作者:张富春(ahfuzhang)，转载时请注明作者和引用链接，谢谢！

cnblogs博客
zhihu
Github
公众号:一本正经的瞎扯

因为一个基于 fasthttp 的服务在发布上出现了一定量的 503 错误，由此怀疑 fasthttp 可能没有很好地实现 graceful shutdown.
本文将通过源码阅读的方式，推导 fasthttp 实现 graceful shutdown 的细节。

1. 业务代码中的 graceful shutdown 实现方法

func main(){
     // ...
    // 容器退出前会先发送 SIGTERM 信号
	sigs := make(chan os.Signal, 1)
	signal.Notify(sigs, syscall.SIGHUP,
		syscall.SIGINT,
		syscall.SIGTERM,
		syscall.SIGQUIT)
    //
	server := &fasthttp.Server{
		Handler: httphandle.FastHTTPHandler,
	}
	go func() {
		log.Info("Server start on", cfg.HTTP.Addr)
		if err := server.ListenAndServe(cfg.HTTP.Addr); err != nil {
			log.Fatal(err.Error())
		}
		log.Info("Http Server Ended")
	}()
	// server.CloseOnShutdown = true
	<-sigs  // 一旦收到信号，就开始进入退出流程
	log.Info("Ready to shutdown...")
	// 避免缓存中的日志没有刷到磁盘
	log.Close()
	_ = server.Shutdown()  // 这一行是实现 graceful shutdown 的关键
}

2. Shutdown() 函数的实现细节

func (s *Server) ShutdownWithContext(ctx context.Context) (err error) {
	s.mu.Lock()
	defer s.mu.Unlock()
	// stop 标志置 1
    // stop 标志主要影响 tcp 长连接中，是否在一个连接上处理多次请求和响应后 —— 如果遇到服务关停的消息，如何决定长连接上的后续行为
	atomic.StoreInt32(&s.stop, 1)
	defer atomic.StoreInt32(&s.stop, 0)

	if s.ln == nil {
		return nil
	}
	// 所有监听的端口进行 close
    // 关闭监听的端口后，意味着新的 tcp 连接将不再 accept
	for _, ln := range s.ln {
		if err = ln.Close(); err != nil {
			return err
		}
	}
    // done 是一个用于信号通知的 channel
    // done 用于影响 RequestCtx 端的服务关停消息
    // 例如：业务代码如果做很长时间的处理，可以通过 reqCtx.Done() 来判断服务是否开始关停
	if s.done != nil {
		close(s.done)  // 调用后，业务代码中就可以通过 reqCtx.Done() 知道服务开始关停了
	}

	// Closing the listener will make Serve() call Stop on the worker pool.
	// Setting .stop to 1 will make serveConn() break out of its loop.
	// Now we just have to wait until all workers are done or timeout.
	ticker := time.NewTicker(time.Millisecond * 100)
	defer ticker.Stop()
END:
	for {
		// 主动关闭空闲连接
       // 只有当前没有请求和响应的空闲长连接，才会被归类到 IdleConns
       // 放入 idle 中的 tcp 连接只会等着被关闭，再也不会被拿出来统计
		s.closeIdleConns()

        // open 是一个计数器，代表了活跃的 tcp 连接数
		if open := atomic.LoadInt32(&s.open); open == 0 {
           // 如果所有的活跃的 tcp 连接都没有了，那么就退出这个等待循环。
           // 如果没有任何活跃的 tcp 连接，也就意味着没有任何正在处理中的 request
           // 这个是 graceful shutdown 的关键判断条件
           // 只有当所有请求都处理完了，才会退出服务器。
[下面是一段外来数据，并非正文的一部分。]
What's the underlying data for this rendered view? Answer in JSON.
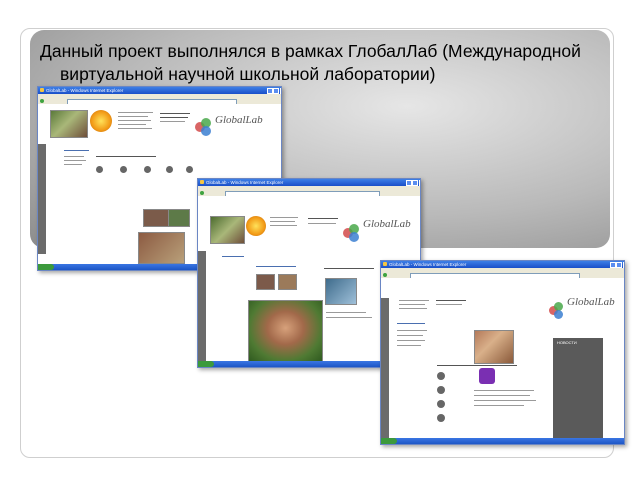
{
  "slide": {
    "title_line1": "Данный проект выполнялся в рамках ГлобалЛаб (Международной",
    "title_line2": "виртуальной научной школьной лаборатории)"
  },
  "screenshots": [
    {
      "name": "screenshot-1",
      "window_title": "GlobalLab - Windows Internet Explorer",
      "logo": "GlobalLab"
    },
    {
      "name": "screenshot-2",
      "window_title": "GlobalLab - Windows Internet Explorer",
      "logo": "GlobalLab"
    },
    {
      "name": "screenshot-3",
      "window_title": "GlobalLab - Windows Internet Explorer",
      "logo": "GlobalLab",
      "news_label": "НОВОСТИ"
    }
  ],
  "colors": {
    "panel_gray": "#b9b9b9",
    "xp_titlebar": "#1a4fc9",
    "xp_chrome": "#ece9d8",
    "logo_blue": "#3b7fd1",
    "logo_green": "#49a84a",
    "logo_red": "#d24a4a"
  }
}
满足这个条件时，必然不会存在丢失用户请求的情况。
			break
		}
		// This is not an optimal solution but using a sync.WaitGroup
		// here causes data races as it's hard to prevent Add() to be called
		// while Wait() is waiting.
		select {
		case <-ctx.Done(): // 外部是否触发了信号，导致 context 变成 done （通常都是 context.Background()，不会触发这个分支）
			err = ctx.Err()
			break END
		case <-ticker.C: // 每 100 毫秒检查一次
			continue
		}
	}

	s.done = nil
	s.ln = nil
	return err
}

3. fasthttp 对活跃连接的处理细节

tcp 连接数的累加过程

func (s *Server) Serve(ln net.Listener) error {
    //...
	// Count our waiting to accept a connection as an open connection.
	// This way we can't get into any weird state where just after accepting
	// a connection Shutdown is called which reads open as 0 because it isn't
	// incremented yet.
	atomic.AddInt32(&s.open, 1)
	defer atomic.AddInt32(&s.open, -1) // 端口不再监听，才会退出下面的循环

	for {
		// 处理新连接进入
		if c, err = acceptConn(s, ln, &lastPerIPErrorTime); err != nil {
			// 当 监听器 close 后，这里必然退出
			wp.Stop()
			if err == io.EOF {
				return nil
			}
			return err
		}
		s.setState(c, StateNew)
		atomic.AddInt32(&s.open, 1) // 每当来了一个新的 tcp 连接，活跃连接数 + 1
       // ...
  }
  // ...
}

tcp 连接数的减少过程


func (s *Server) serveConnCleanup() {
	atomic.AddInt32(&s.open, -1)
	atomic.AddUint32(&s.concurrency, ^uint32(0))
}

// 这个时候已经建立链接了
// 这个函数负责从连接上收/发数据
func (s *Server) serveConn(c net.Conn) (err error) {
	defer s.serveConnCleanup()  // 一旦退出这个函数，活跃连接数 - 1
	atomic.AddUint32(&s.concurrency, 1)
    // ...
}

4. 阶段性总结

从以上的源码可以得到以下结论：

当发起服务的关停信号后，首先就是关闭监听端口。也就是说：关停期间，新的 tcp 将无法再连接进来。上游的代理服务器如果配置好，会因为 tcp 无法建立连接而转发给别的可用的后端。
Shutdown() 在一个循环中不断检查活跃的 tcp 连接数，直到连接数为 0 才退出循环
- 这样的逻辑必然导致：所有正在处理的请求一定全部处理完成后才会退出服务。

但是也存在另一种可能：

上游的代理服务器与当前的服务建立了长连接，然后不断在这个长连接上发送请求，导致服务永远不会 shutdown，直到 k8s 环境中触发 sigkill 强制杀掉容器。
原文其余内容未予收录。